Ceann
Making Friends
(self-released)
This really isn't the music to play at an Alcoholics Anonymous meeting. Though I imagine many would dig it, the attendees would likely soon forget how much they hated themselves, start dancing and having a good time, and quickly decide it best to hurry to the closest tavern for a pint or two ... or 10. Ceann's Making Friends is music for heavy drinking, having a proper time with no worry about the morning.
It feels like those wild Irish parties you hear about in tales of yore, with people dancing around, making all sorts of ruckus, and drinking away the day's toil. And that's apparently the whole idea for this Pittsburgh-based "Irish American Rock & Roll" band.
Complete with plenty of banjo, harmonica, fiddle and good spirits, plus the occasional pop-country flavor, Making Friends is perfect jukebox music, with lyrics from a modern-day sensibility. Songs like "Friends With Benefits" and "Until Death Does Its Part" are funny takes on modern relationships, while "So Canadian" sarcastically laments that we're not more like our neighbors to the north.

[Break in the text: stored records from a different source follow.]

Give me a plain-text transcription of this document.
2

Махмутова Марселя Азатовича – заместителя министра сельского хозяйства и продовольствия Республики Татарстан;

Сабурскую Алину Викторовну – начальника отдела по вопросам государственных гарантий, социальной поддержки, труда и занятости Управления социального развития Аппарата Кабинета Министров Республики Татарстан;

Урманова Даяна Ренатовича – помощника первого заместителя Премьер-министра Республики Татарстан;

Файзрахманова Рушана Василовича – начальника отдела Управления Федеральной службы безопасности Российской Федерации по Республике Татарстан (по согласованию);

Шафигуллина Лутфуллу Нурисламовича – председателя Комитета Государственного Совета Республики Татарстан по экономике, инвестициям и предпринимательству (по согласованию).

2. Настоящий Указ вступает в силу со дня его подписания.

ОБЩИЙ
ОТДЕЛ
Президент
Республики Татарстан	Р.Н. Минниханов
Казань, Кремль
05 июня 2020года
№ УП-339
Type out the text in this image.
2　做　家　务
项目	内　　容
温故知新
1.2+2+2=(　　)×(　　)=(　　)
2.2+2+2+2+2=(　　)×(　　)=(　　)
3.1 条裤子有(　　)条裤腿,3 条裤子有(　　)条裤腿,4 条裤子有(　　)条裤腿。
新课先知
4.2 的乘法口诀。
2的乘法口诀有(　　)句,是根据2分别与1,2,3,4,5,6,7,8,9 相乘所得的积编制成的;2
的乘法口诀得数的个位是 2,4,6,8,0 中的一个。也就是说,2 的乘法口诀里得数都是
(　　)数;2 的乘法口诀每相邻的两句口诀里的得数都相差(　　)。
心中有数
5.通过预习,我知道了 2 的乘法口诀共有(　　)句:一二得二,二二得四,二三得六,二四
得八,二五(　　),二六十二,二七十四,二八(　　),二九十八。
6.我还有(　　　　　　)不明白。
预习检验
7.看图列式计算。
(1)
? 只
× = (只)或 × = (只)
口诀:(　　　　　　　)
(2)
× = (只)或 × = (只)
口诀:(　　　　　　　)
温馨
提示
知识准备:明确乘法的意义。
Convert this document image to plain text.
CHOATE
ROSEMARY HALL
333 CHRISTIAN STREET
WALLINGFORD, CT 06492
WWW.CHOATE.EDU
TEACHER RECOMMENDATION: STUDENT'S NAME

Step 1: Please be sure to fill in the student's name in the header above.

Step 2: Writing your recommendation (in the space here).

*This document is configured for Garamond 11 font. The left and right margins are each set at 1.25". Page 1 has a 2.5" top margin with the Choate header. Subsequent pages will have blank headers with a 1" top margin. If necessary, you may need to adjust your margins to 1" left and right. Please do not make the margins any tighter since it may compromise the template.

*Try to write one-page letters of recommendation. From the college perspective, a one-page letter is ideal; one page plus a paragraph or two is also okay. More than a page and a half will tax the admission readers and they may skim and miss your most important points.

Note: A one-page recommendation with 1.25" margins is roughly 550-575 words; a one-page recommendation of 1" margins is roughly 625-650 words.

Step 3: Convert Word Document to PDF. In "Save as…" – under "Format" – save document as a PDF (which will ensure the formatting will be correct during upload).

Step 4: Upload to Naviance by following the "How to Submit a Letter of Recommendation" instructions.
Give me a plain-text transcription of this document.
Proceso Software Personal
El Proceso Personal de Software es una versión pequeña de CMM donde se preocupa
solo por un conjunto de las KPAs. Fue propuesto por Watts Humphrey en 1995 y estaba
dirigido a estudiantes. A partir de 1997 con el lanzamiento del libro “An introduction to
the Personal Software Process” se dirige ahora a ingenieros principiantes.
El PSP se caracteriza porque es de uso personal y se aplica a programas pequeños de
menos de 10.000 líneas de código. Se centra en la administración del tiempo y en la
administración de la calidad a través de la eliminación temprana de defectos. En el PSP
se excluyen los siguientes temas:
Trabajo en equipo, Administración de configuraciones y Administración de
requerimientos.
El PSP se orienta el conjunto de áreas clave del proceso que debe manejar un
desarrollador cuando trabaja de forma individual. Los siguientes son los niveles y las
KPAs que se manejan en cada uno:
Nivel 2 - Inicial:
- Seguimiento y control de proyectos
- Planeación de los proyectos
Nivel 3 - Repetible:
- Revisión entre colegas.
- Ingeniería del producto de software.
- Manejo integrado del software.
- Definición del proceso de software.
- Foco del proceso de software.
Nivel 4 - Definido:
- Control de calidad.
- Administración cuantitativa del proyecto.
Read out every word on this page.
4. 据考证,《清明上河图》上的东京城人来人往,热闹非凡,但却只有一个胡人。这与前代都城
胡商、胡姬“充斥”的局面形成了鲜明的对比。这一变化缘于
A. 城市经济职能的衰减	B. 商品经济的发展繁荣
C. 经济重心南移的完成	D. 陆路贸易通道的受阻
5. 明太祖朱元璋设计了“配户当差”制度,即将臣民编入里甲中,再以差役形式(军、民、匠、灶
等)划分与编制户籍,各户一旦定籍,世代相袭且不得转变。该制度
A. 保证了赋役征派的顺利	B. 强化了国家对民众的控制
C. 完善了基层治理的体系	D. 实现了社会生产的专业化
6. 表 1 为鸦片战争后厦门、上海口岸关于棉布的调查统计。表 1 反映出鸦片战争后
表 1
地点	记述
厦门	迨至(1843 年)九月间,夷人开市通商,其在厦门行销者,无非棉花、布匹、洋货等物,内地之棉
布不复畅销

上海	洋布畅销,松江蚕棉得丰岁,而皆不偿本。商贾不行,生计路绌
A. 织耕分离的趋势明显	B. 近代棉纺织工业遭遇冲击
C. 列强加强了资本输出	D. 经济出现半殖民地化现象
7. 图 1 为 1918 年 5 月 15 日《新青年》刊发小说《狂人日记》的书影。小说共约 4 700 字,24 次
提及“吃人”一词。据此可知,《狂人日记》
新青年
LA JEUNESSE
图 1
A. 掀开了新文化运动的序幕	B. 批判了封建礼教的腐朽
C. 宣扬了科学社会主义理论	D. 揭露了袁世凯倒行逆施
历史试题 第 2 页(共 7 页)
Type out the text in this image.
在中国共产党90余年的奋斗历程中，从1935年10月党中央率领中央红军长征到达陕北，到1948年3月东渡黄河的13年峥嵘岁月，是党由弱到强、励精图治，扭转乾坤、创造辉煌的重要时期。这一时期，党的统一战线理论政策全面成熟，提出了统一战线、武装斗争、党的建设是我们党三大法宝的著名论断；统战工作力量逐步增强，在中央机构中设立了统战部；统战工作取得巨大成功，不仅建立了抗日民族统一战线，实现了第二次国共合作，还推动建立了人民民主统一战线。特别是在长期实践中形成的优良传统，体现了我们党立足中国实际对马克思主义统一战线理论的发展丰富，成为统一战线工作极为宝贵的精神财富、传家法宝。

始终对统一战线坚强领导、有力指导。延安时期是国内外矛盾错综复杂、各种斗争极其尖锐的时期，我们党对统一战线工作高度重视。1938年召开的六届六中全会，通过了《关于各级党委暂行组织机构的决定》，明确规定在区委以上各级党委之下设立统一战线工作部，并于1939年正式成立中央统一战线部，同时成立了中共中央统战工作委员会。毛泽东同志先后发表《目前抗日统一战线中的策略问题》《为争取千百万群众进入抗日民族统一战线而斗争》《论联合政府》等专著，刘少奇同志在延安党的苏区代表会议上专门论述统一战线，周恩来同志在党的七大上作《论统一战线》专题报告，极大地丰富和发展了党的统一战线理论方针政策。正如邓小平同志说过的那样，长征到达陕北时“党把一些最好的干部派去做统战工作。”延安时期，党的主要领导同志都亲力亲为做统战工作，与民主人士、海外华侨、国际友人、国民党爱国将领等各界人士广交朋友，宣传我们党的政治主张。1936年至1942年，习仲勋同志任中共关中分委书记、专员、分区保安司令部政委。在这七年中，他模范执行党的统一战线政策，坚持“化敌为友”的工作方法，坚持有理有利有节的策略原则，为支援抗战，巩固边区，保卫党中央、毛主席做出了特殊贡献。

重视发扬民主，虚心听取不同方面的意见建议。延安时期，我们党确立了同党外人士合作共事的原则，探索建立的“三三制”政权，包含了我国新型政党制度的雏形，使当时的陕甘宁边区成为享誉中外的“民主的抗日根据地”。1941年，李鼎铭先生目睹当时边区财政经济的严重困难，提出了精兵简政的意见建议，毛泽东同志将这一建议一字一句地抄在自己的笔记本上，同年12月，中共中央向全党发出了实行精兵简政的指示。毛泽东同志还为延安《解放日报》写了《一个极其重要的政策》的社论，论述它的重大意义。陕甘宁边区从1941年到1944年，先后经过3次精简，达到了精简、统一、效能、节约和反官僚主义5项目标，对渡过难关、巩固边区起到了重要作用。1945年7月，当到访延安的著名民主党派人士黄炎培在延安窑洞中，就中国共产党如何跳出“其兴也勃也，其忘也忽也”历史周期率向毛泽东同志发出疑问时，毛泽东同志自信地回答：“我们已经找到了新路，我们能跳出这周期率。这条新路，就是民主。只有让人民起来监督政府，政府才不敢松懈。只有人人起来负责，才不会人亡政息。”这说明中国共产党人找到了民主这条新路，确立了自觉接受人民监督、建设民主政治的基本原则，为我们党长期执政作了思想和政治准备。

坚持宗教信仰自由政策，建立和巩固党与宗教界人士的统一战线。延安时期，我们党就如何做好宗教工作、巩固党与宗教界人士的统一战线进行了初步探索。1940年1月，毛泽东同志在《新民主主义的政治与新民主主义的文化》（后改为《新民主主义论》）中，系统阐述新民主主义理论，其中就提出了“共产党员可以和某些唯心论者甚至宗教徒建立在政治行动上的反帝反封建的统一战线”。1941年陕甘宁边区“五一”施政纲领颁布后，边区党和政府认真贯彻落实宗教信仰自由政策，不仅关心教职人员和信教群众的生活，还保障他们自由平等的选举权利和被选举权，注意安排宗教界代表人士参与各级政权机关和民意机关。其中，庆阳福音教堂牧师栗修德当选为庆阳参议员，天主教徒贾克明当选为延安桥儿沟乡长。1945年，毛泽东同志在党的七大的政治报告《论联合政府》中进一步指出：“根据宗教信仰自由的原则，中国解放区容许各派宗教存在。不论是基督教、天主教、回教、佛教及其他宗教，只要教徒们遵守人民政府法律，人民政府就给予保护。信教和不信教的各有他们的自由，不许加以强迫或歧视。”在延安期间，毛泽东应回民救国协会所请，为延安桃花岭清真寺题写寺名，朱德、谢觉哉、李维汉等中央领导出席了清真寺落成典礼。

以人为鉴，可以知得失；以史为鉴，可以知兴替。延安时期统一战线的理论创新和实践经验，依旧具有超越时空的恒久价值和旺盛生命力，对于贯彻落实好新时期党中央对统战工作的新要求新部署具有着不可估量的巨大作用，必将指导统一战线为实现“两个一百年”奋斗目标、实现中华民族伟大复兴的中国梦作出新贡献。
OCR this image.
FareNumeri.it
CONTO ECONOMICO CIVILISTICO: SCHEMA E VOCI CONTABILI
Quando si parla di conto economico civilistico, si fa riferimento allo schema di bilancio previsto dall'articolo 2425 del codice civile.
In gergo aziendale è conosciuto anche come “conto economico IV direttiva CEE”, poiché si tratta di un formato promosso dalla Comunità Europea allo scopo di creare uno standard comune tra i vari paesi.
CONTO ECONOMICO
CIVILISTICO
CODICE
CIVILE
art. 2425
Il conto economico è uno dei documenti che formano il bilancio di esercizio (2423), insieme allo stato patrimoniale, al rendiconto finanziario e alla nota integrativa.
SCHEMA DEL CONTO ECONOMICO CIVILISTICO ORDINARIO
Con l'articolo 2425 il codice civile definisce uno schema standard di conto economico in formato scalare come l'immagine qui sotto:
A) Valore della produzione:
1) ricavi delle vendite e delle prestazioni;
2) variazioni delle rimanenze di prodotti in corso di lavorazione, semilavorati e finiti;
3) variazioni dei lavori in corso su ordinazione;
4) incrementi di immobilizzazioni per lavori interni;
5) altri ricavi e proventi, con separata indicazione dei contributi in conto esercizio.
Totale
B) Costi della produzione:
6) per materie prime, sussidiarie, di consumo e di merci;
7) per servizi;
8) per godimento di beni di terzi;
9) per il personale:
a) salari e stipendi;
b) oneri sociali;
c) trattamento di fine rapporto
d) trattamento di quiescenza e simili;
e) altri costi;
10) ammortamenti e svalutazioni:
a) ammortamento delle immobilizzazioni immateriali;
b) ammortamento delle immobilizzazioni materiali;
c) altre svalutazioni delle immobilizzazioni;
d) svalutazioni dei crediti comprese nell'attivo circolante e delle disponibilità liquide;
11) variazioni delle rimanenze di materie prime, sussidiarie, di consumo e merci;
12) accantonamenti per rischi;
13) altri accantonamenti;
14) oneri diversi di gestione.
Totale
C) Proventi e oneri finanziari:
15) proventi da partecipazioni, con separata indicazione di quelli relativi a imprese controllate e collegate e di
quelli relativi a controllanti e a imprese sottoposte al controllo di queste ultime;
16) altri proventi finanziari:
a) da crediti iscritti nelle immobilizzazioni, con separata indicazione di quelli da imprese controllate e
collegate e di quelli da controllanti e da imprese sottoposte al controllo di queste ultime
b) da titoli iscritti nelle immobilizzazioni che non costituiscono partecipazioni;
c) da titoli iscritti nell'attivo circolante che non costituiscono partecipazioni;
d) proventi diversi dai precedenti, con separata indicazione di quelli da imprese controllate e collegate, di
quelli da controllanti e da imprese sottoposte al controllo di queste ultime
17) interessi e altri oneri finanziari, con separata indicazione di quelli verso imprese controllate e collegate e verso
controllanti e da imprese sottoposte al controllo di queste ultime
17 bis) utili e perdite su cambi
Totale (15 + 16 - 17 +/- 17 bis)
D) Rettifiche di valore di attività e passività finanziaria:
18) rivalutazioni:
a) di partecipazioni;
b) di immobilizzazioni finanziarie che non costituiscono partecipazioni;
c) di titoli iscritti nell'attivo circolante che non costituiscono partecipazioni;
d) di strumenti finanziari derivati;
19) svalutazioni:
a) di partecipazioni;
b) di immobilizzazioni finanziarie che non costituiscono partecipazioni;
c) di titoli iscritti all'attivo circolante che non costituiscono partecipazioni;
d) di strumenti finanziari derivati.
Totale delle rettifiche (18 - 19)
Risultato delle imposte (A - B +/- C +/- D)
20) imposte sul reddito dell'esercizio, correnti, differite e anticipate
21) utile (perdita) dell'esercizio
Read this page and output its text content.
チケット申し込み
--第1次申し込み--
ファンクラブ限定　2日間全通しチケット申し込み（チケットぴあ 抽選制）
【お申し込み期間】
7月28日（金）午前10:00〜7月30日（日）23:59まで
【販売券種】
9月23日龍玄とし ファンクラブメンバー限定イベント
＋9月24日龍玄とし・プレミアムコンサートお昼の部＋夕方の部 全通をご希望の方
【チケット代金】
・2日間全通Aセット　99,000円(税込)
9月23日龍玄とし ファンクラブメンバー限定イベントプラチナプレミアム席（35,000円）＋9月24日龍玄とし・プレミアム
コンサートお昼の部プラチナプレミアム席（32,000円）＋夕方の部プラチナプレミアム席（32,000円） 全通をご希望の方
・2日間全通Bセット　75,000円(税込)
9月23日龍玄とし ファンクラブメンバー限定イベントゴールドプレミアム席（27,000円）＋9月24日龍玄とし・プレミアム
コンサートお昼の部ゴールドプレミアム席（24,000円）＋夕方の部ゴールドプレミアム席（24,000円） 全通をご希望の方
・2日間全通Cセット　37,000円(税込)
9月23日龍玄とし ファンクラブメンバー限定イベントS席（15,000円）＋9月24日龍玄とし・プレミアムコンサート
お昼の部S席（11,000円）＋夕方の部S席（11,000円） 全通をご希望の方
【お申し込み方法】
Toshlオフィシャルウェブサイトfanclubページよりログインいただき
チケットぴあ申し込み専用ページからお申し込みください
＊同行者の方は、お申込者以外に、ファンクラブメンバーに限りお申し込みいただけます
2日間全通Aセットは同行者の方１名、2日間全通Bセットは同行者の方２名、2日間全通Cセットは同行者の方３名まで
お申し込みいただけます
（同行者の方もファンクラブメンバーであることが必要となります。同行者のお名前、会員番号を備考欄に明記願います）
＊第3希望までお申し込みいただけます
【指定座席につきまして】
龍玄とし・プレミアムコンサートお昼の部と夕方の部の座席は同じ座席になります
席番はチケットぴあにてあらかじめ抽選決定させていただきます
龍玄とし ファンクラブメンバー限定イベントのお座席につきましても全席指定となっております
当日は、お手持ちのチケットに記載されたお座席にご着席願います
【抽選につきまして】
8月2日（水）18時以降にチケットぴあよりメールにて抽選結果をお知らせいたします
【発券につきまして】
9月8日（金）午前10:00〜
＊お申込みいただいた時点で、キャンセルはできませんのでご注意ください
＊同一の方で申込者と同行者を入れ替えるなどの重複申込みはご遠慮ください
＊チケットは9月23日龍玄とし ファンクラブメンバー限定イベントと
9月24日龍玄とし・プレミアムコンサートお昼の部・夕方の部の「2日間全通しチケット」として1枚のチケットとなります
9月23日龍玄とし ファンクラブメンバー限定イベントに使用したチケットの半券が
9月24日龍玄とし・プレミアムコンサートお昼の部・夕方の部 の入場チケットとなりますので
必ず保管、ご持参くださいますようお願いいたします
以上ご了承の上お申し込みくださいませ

In place of the downer of sitting alone in your living room, drinking cheap whiskey and hating life, Ceann's music sets out to bring all partiers together under the common ground of, well -- partying. Making Friends conjures the sensations of pounding shots and stout at the local pub with a handful of close pals, as you laugh and sing and indulge in all that rowdy behavior that comes along with a good time.